Ook in de jaren daarna bleef het niet veel soeps qua halve marathons. De tijden gelopen in Amsterdam (2x) en in Den Haag (ook 2x) kwamen maar niet onder die 2-uurgrens, wat ik ook probeerde. Organische doping, synthetische doping, mechanische doping: niets maar dan ook niets hielp. Op andere afstanden zoals de 5, de 10 en de 15 kilometer kon ik (met behulp van diezelfde doping) aansprekender resultaten scoren.
Wat beweegt in vredesnaam iemand met zo’n Halve-Marathon-Struggle om dan tóch de sprong te wagen naar een hele marathon, zo hoor ik U vragen. Welnu, dat vraag ik mij inderdaad ook nog steeds af. En ook psychologen etc. breken zich daar het geleerde hoofd over. Maar wat ik wèl weet is dit: als ik zo iets in mijn hoofd haal, dan gaat dat ook uitgevoerd worden.
Natuurlijk weet ik wel wat elementen die mij tot de beslissing dreven om (ooit eens) een marathon te gaan lopen. Ik voel mij wel aangetrokken tot zware uitdagingen als deze, en in dit geval kon ik simpelweg niet te lang meer wachten. Vond ik, en vind ik. Ondanks mijn jeugdig voorkomen – en het gestel van een ijzersterke – gingen de jaren zo langzamerhand een héél klein beetje tellen. Dat waren zo enkele overwegingen die door mijn hoofd en hart speelden. Ik vond ook dat na al die jaren van trainen en wedstrijden op de korte(re) afstanden ik wel klaar was voor deze in mijn ogen ultieme beproeving. Tja, en zóu het bevallen: dan was er tenminste nog de nodige gelegenheid en tijd om het kunstje te herhalen. Dit alles Deo Volente natuurlijk, of Inshallah zo U prefereert. Of gewoon: Zo Ik Het Wil – dat is nog veel beter.
En aldus
geschiedde: De Haan legde zijn marathon-ei eind vorig jaar. In één van mijn
vorige blogposten is dit – voor de liefhebber – nog eens rustig na te lezen.

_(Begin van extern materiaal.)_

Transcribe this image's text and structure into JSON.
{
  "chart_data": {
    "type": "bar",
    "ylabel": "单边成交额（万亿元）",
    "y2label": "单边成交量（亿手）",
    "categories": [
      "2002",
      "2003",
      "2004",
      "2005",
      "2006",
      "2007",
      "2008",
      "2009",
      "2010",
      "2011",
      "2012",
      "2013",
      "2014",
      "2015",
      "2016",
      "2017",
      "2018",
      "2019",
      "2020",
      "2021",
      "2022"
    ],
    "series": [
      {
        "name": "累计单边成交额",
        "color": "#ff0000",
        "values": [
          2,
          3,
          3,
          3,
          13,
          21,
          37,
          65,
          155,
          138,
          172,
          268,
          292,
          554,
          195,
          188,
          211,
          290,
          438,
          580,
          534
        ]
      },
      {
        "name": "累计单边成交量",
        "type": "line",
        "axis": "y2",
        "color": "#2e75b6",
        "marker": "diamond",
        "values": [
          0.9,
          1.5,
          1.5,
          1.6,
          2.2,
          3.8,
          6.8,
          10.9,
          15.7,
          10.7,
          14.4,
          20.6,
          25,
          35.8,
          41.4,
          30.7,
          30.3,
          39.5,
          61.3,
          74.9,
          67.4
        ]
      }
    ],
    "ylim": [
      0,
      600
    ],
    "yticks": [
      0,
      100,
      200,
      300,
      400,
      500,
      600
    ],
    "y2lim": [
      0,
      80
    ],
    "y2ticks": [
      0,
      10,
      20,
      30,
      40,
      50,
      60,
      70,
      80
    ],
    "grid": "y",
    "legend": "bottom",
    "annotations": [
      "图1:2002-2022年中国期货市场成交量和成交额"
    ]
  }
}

Leiden zou het worden, en dat om diverse redenen. Eigenlijk is daarvan de
belangrijkste: het feit dat verreweg het grootste gedeelte van mijn jeugd in
die contreien is doorgebracht (voor de oplettende lezer: dus niet in Den
Helder) en dat ik er later – veel later – nog een negental jaren heb gewerkt
voor het Hoogheemraadschap van Rijnland.
Another Trip Down Memory Lane dus!
De teerling was geworpen. En dus moest op datzelfde moment al begonnen worden met de voorbereidingen. Na enig research en wat goede adviezen van Goudse Runners-trainers beviel ik van iets wat op een schema leek. Het bevatte per week de volgende elementen:
- 2 intensieve intervaltrainingen bij de Goudse Runners loopgroep, op dinsdagavond en zaterdagochtend
- 1 relatief korte tempo-duurloop (max. 15km) op mijn vrije donderdagmiddag
- 1 lange en langzamere duurloop op de zondagmiddag.

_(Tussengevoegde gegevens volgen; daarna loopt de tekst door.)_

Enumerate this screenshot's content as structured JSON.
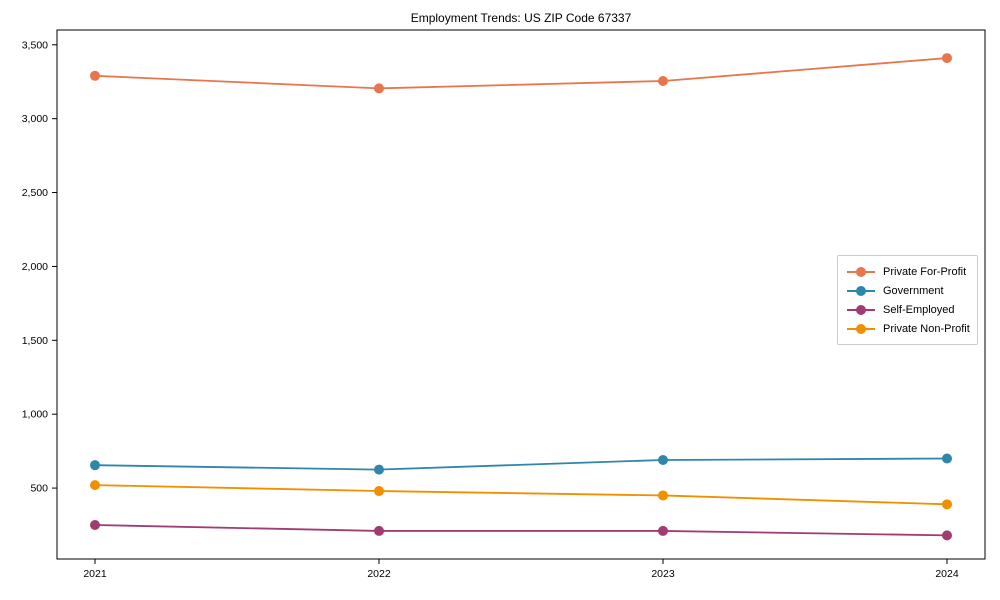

Zoals wellicht bij de lezer bekend loop ik al een aantal jaren met veel plezier bij de Goudse Runners. Het is een hechte verzameling mensen van diverse hardloopniveaus en –ambities. De trainingen kun je zo zwaar maken als je zelf wilt: meestal geef ik alles (werkelijk álles, echt ALLES), maar daags voor een wedstrijd of lange duurloop wil ik het iets rustiger aan doen. Hoe dan ook: de GR-trainingen dragen enorm bij aan het duurvermogen, zo merk ik elke keer.
Bij de kortere duurlopen op donderdagmiddag is het vooral prettig om eens een tijd lang boven je comfortabele snelheid te lopen. De lange en langzame duurlopen op zondag, tenslotte, breidden zich in de afgelopen maanden uit van 20 via 24, 26 en 31 naar 36 kilometer. De meeste van die afstanden werden meerdere malen gelopen. De laatste mijlpaal van 36km werd afgelopen zondag bereikt in ongeveer 3 uur en 3 kwartier. Overigens: ik kan nu meer dan een dag later nog steeds niet veel meer dan pap zeggen (schrijven gaat iets beter).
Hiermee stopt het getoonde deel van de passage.